I don’t think Pallas or any other rational non-Christians endorse taking poorly calculated risks on recreational sex. You’re creating a straw man, Peter.
Right on. I even created a scenario to illustrate this.

Let’s take a young, married couple. Being young their love is intermixed with heavy desire or lust, due to their raging hormones. They are responsible people, who are aware that they cannot afford to have children, because they are still unable to provide a good upbringing. Later, when their finances are stable they want to have children.

According to the ultra-orthodox people their only recourse is periodic abstinence, hoping that the NFP method will not fail. As we all know the NFP is not 100 percent foolproof. But that is an irrational option. Why should they abstain when there is a 100%, absolutely foolproof method to strengthen their relationship, to build up a mutual bond, and have all the fun there can be?

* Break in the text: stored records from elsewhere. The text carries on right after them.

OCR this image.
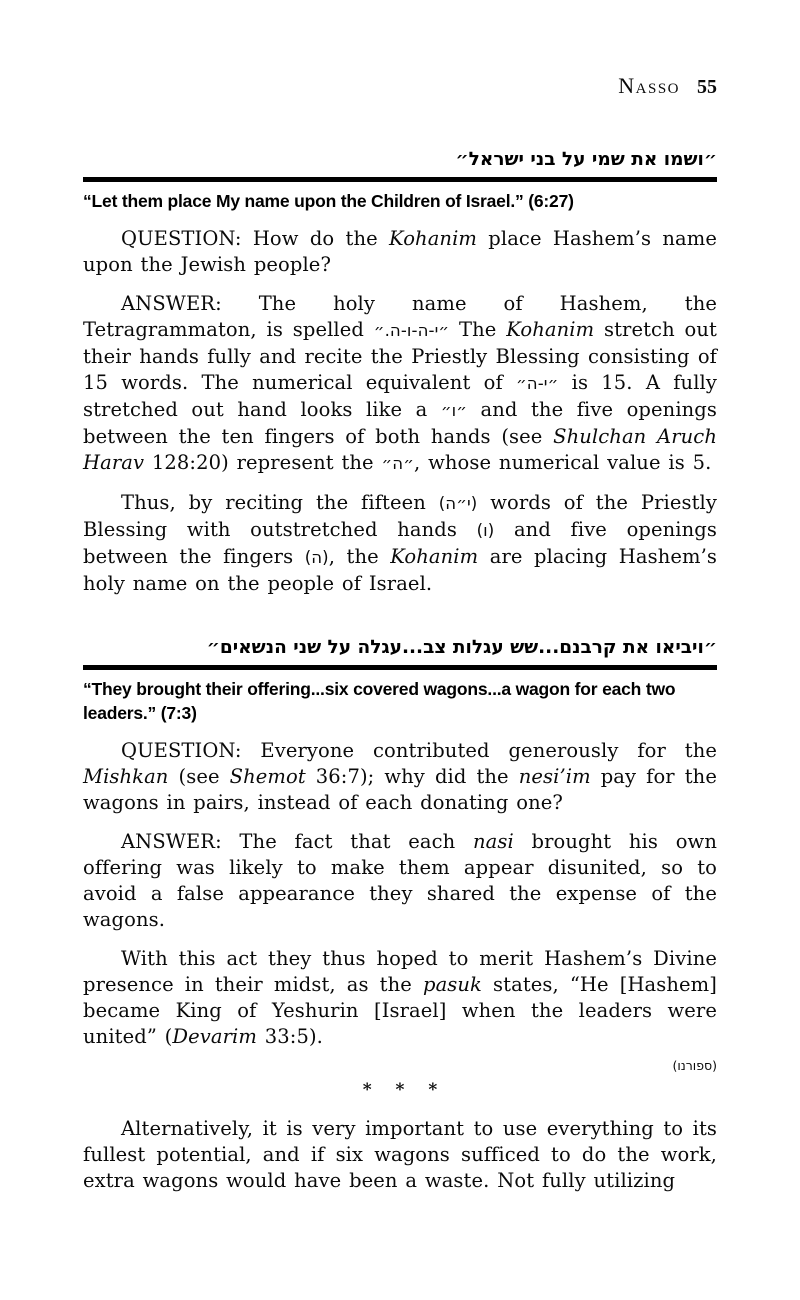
Nasso 55
״ושמו את שמי על בני ישראל״
“Let them place My name upon the Children of Israel.” (6:27)

QUESTION: How do the Kohanim place Hashem’s name upon the Jewish people?

ANSWER: The holy name of Hashem, the Tetragrammaton, is spelled ״י-ה-ו-ה.״ The Kohanim stretch out their hands fully and recite the Priestly Blessing consisting of 15 words. The numerical equivalent of ״י-ה״ is 15. A fully stretched out hand looks like a ״ו״ and the five openings between the ten fingers of both hands (see Shulchan Aruch Harav 128:20) represent the ״ה״, whose numerical value is 5.

Thus, by reciting the fifteen (י״ה) words of the Priestly Blessing with outstretched hands (ו) and five openings between the fingers (ה), the Kohanim are placing Hashem’s holy name on the people of Israel.

״ויביאו את קרבנם...שש עגלות צב...עגלה על שני הנשאים״
“They brought their offering...six covered wagons...a wagon for each two leaders.” (7:3)

QUESTION: Everyone contributed generously for the Mishkan (see Shemot 36:7); why did the nesi’im pay for the wagons in pairs, instead of each donating one?

ANSWER: The fact that each nasi brought his own offering was likely to make them appear disunited, so to avoid a false appearance they shared the expense of the wagons.

With this act they thus hoped to merit Hashem’s Divine presence in their midst, as the pasuk states, “He [Hashem] became King of Yeshurin [Israel] when the leaders were united” (Devarim 33:5).

(ספורנו)
* * *

Alternatively, it is very important to use everything to its fullest potential, and if six wagons sufficed to do the work, extra wagons would have been a waste. Not fully utilizing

Even if someone asserts that sex is primarily for procreation, it does not logically follow that every sexual act must be “open” to procreation. It is enough to be “open” when the couple actually wants to procreate.
So to summarise. If a sexual act results in a pregnancy which is subsequently aborted or carries a risk of such a pregnancy, then for the purpose of this discussion, we can consider it immoral.
You are being too lenient. 🙂 If the probability of a “mishap” is very small, there is no rational reason why one should not consider it to be “practically” zero. There is a non-zero probability that one would suffocate due to the fact that all the air-molecules happen to move away from him to the other side of the room, and thus he is left in sitting in a vacuum. This has a non-zero chance of happening, but no rational person would consider it something to worry about.

But of course I see your point.
Now, does anyone have any objections to recreational sex that does not and cannot, in any way possible, result in a pregnancy? Is there any other reason why you would consider it immoral?
And this is the 64thousand dollar question. 🙂
I think Mr. Plato’s argument fails if you consider that some women have their tubes cut and some men have a vasectomy either of which would rule out procreative sex.
Or if someone had a full hysterectomy. But there is no need to go to such extremes.
Not according to the Church’s definition of “procreative”, and not according to the scientific fact that sometimes breakthroughs occur despite a sterilization.
No breakthrough can create a pregnancy, if there is no sperm getting close to the egg. And there is no need for a special equipment to prevent that.

Let’s stop dancing around it. The beautiful phrase “soixante neuf” will fulfill all the needs of the couple. And there is no chance of procreation.
 
Not according to the Church’s definition of “procreative”, and not according to the scientific fact that sometimes breakthroughs occur despite a sterilization.
The aim is to determine whether sex which is simply recreational is immoral. What definition the Church attaches to the term ‘procreative’ is irrelevant. The term recreational precludes it being procreative by definition.

And we are talking about a sexual act. Not long term considerations of sexual congress. A scientific breakthrough is hardly likely to occur whilst you are actually having sex. Let’s be clear again, we are talking about a sexual act where there is ZERO chance of pregnancy.
 
Welcome to the Moral Theology forum. This is where we discuss topics of Catholic morality using Church definitiins of terms. The aim of this thread is to provide evidence for the natural law. And you clearly didn’t understand at all what I meant by breakthrough [fertilizations].